I was on Radio NZ Nights tonight, talking about why we still need feminism.
Click here for the MP3.
You seemed confused by the fact that many young women dislike the label “feminist” while being in favor of equality. I don’t think that’s such a great mystery. Feminism is about equality, but it’s not a secret that there’s a subset of feminists who in practice are almost exclusively occupied with *female* rights, and who have little or no enthusiasm for the areas of life where men face the biggest problems.
One such was mentioned in your radio-interview: Women now outnumber men 60% to 40% in most first-world nations, in a few countries they’re nearing 2/3rds of all university-students. That’s a *problem* not a *win* if the goal is equality.
I’m comfortable calling myself a feminist. And I do think women face significantly bigger problems than men in the first world. But we’ve come a long way. Today corrections are needed in both directions. If a woman face 2 problems, and a man face 1, then all 3 problems should be treated with the same respect. That’s what feminists sometimes fail to do. (instead they take the 2 problems of the woman seriously, while dismissing or ignoring the 1 problem of the man) And that’s why some say: “I’m for equal rights, but I’m not a feminist”
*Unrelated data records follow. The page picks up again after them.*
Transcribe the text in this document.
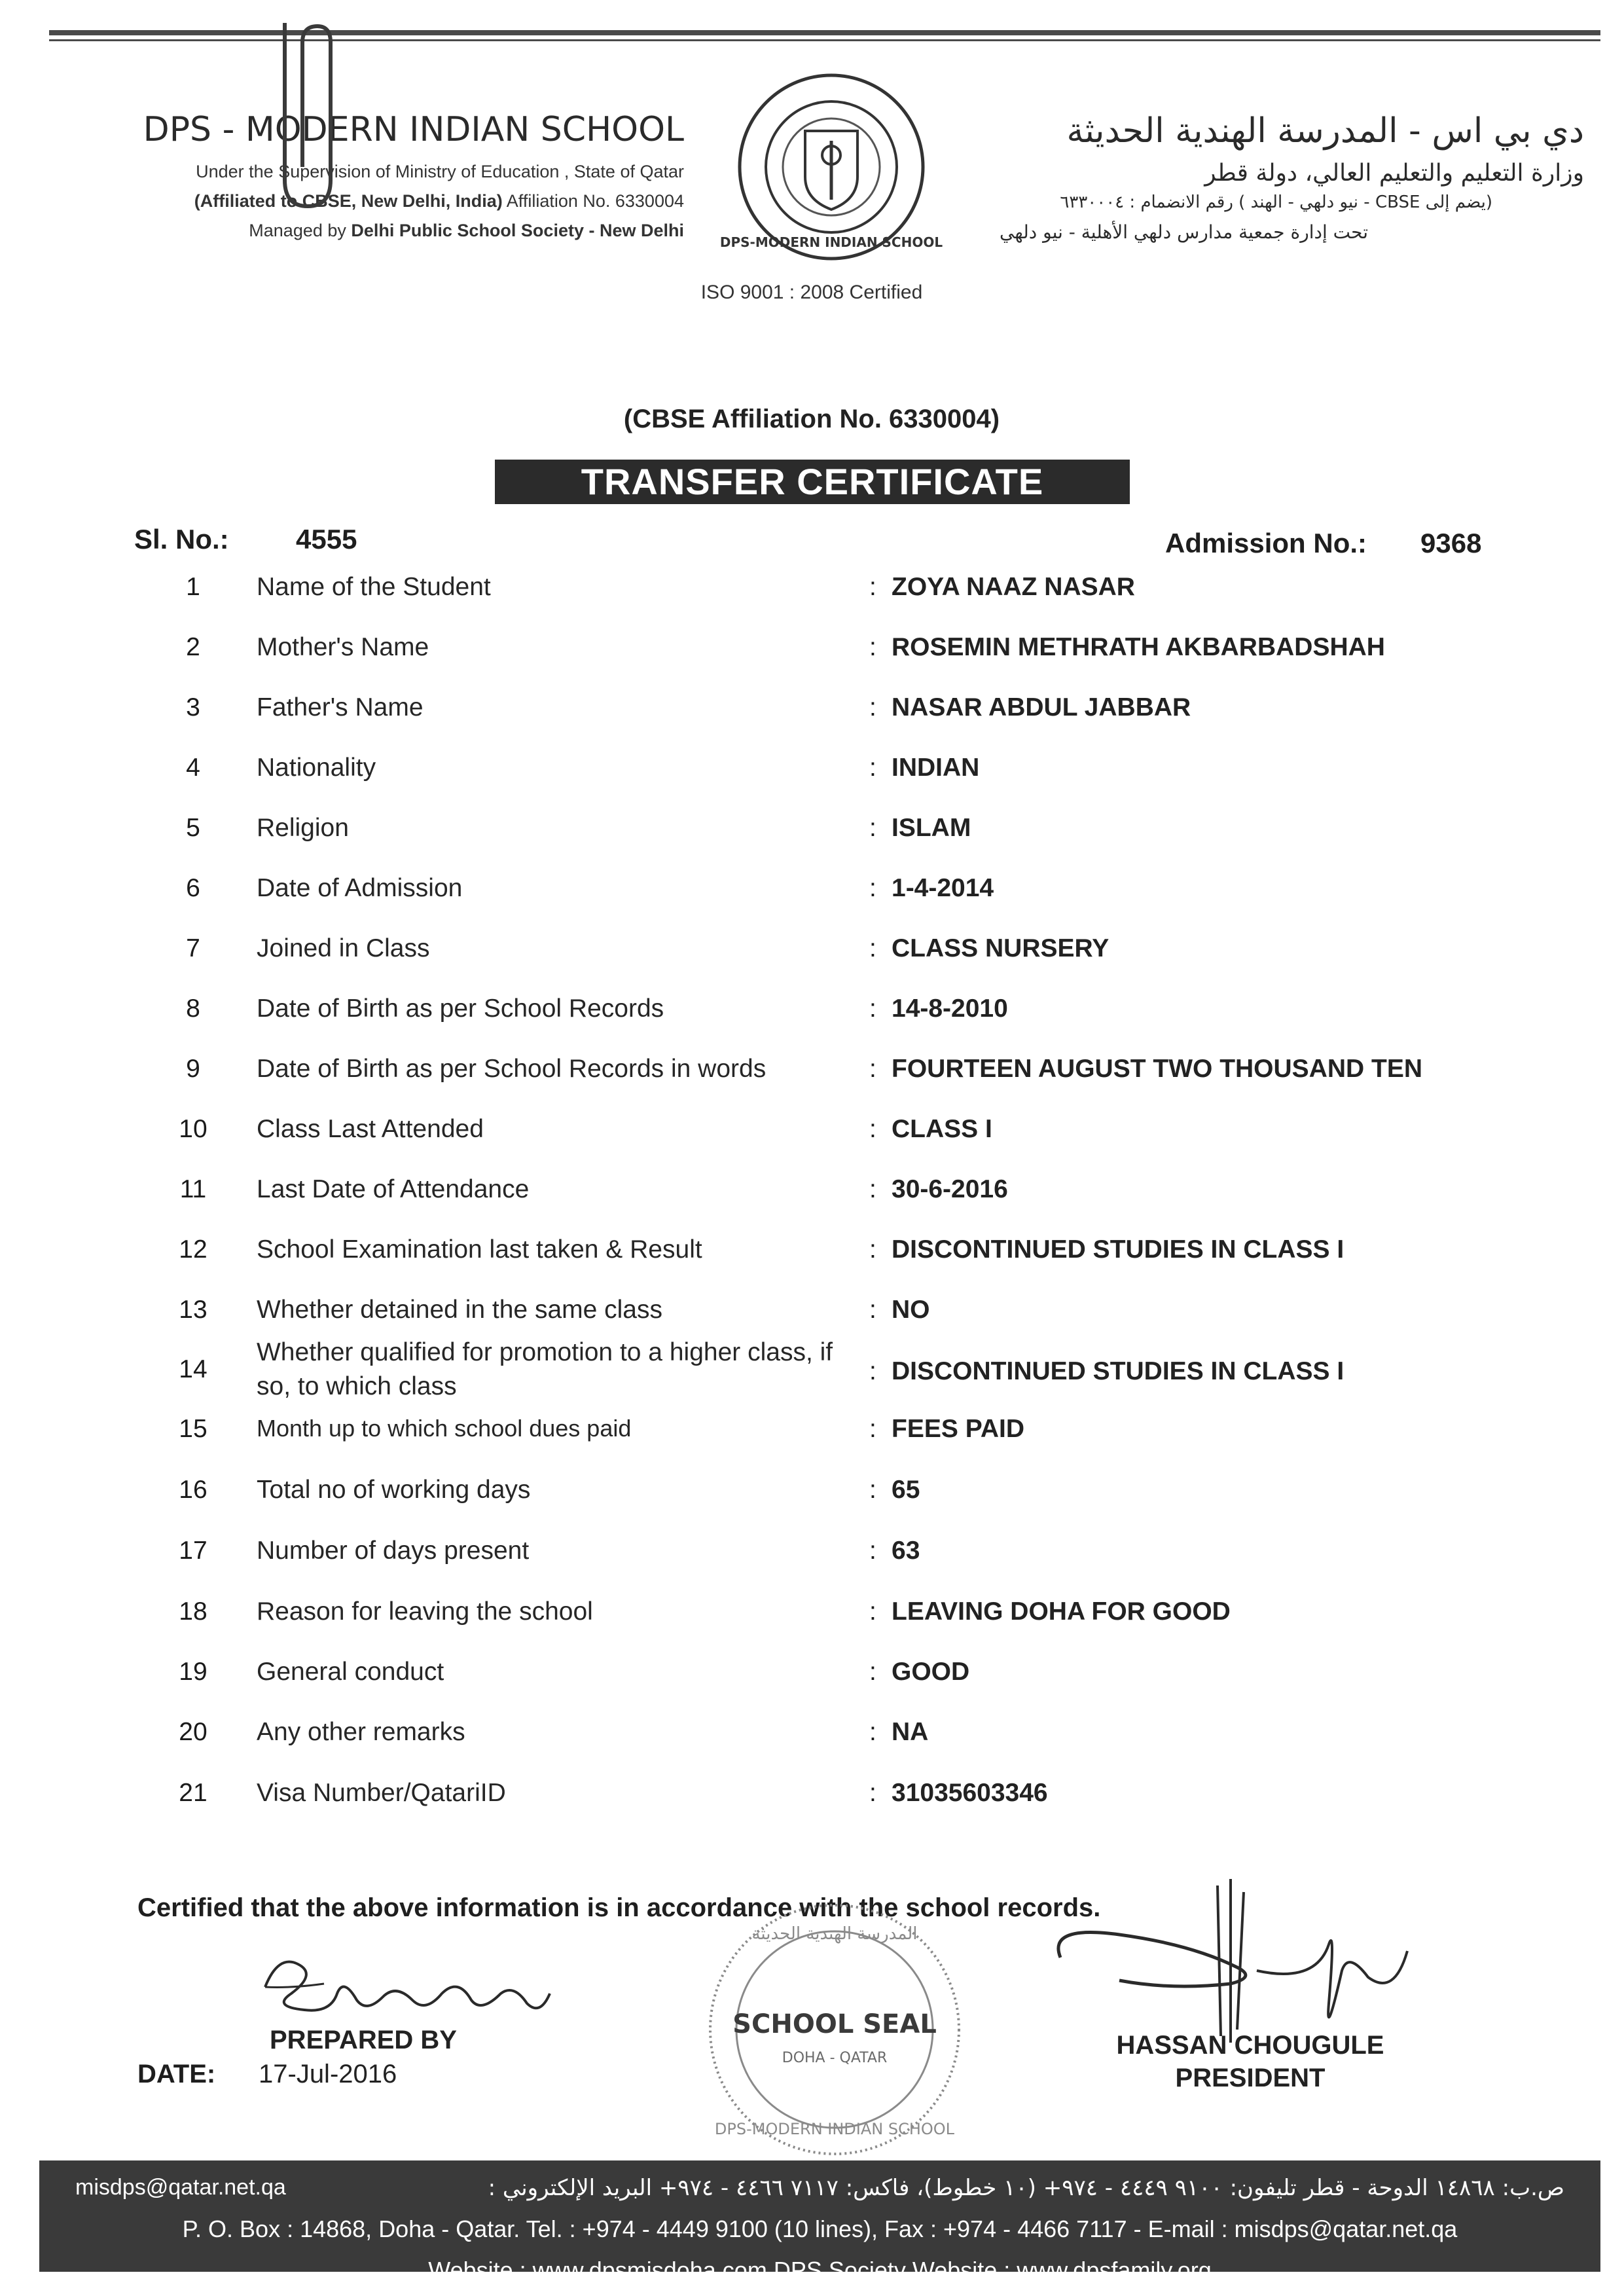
DPS - MODERN INDIAN SCHOOL
Under the Supervision of Ministry of Education , State of Qatar
(Affiliated to CBSE, New Delhi, India) Affiliation No. 6330004
Managed by Delhi Public School Society - New Delhi
DPS-MODERN INDIAN SCHOOL
دي بي اس - المدرسة الهندية الحديثة
وزارة التعليم والتعليم العالي، دولة قطر
(يضم إلى CBSE - نيو دلهي - الهند ) رقم الانضمام : ٦٣٣٠٠٠٤
تحت إدارة جمعية مدارس دلهي الأهلية - نيو دلهي
ISO 9001 : 2008 Certified
(CBSE Affiliation No. 6330004)
TRANSFER CERTIFICATE
Sl. No.: 4555	Admission No.: 9368
1	Name of the Student	: ZOYA NAAZ NASAR
2	Mother's Name	: ROSEMIN METHRATH AKBARBADSHAH
3	Father's Name	: NASAR ABDUL JABBAR
4	Nationality	: INDIAN
5	Religion	: ISLAM
6	Date of Admission	: 1-4-2014
7	Joined in Class	: CLASS NURSERY
8	Date of Birth as per School Records	: 14-8-2010
9	Date of Birth as per School Records in words	: FOURTEEN AUGUST TWO THOUSAND TEN
10 Class Last Attended	: CLASS I
11 Last Date of Attendance	: 30-6-2016
12 School Examination last taken & Result	: DISCONTINUED STUDIES IN CLASS I
13 Whether detained in the same class	: NO
14
Whether qualified for promotion to a higher class, if so, to which class
: DISCONTINUED STUDIES IN CLASS I
15 Month up to which school dues paid	: FEES PAID
16 Total no of working days	: 65
17 Number of days present	: 63
18 Reason for leaving the school	: LEAVING DOHA FOR GOOD
19 General conduct	: GOOD
20 Any other remarks	: NA
21 Visa Number/QatariID	: 31035603346
Certified that the above information is in accordance with the school records.
PREPARED BY
DATE: 17-Jul-2016
SCHOOL SEAL
DOHA - QATAR
DPS-MODERN INDIAN SCHOOL
المدرسة الهندية الحديثة
HASSAN CHOUGULE
PRESIDENT
misdps@qatar.net.qa	ص.ب: ١٤٨٦٨ الدوحة - قطر تليفون: ٩١٠٠ ٤٤٤٩ - ٩٧٤+ (١٠ خطوط)، فاكس: ٧١١٧ ٤٤٦٦ - ٩٧٤+ البريد الإلكتروني :
P. O. Box : 14868, Doha - Qatar. Tel. : +974 - 4449 9100 (10 lines), Fax : +974 - 4466 7117 - E-mail : misdps@qatar.net.qa
Website : www.dpsmisdoha.com DPS Society Website : www.dpsfamily.org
I missed a global perspective, but I guess the context was mostly NZ. If you’ve got friends in Iran, in Tunisia, in Kuwait or in Dubai, it’s not hard at all to answer why we still need feminism. You mentioned that african-american women in USA have complained that feminists have focused too much on white middle-class-women, while ignoring the problems faced by other women. I feel the same is true about international solidarity.
We don’t talk *nearly* enough about the situation for women in India, in the middle-east, in Africa and in many parts of Asia.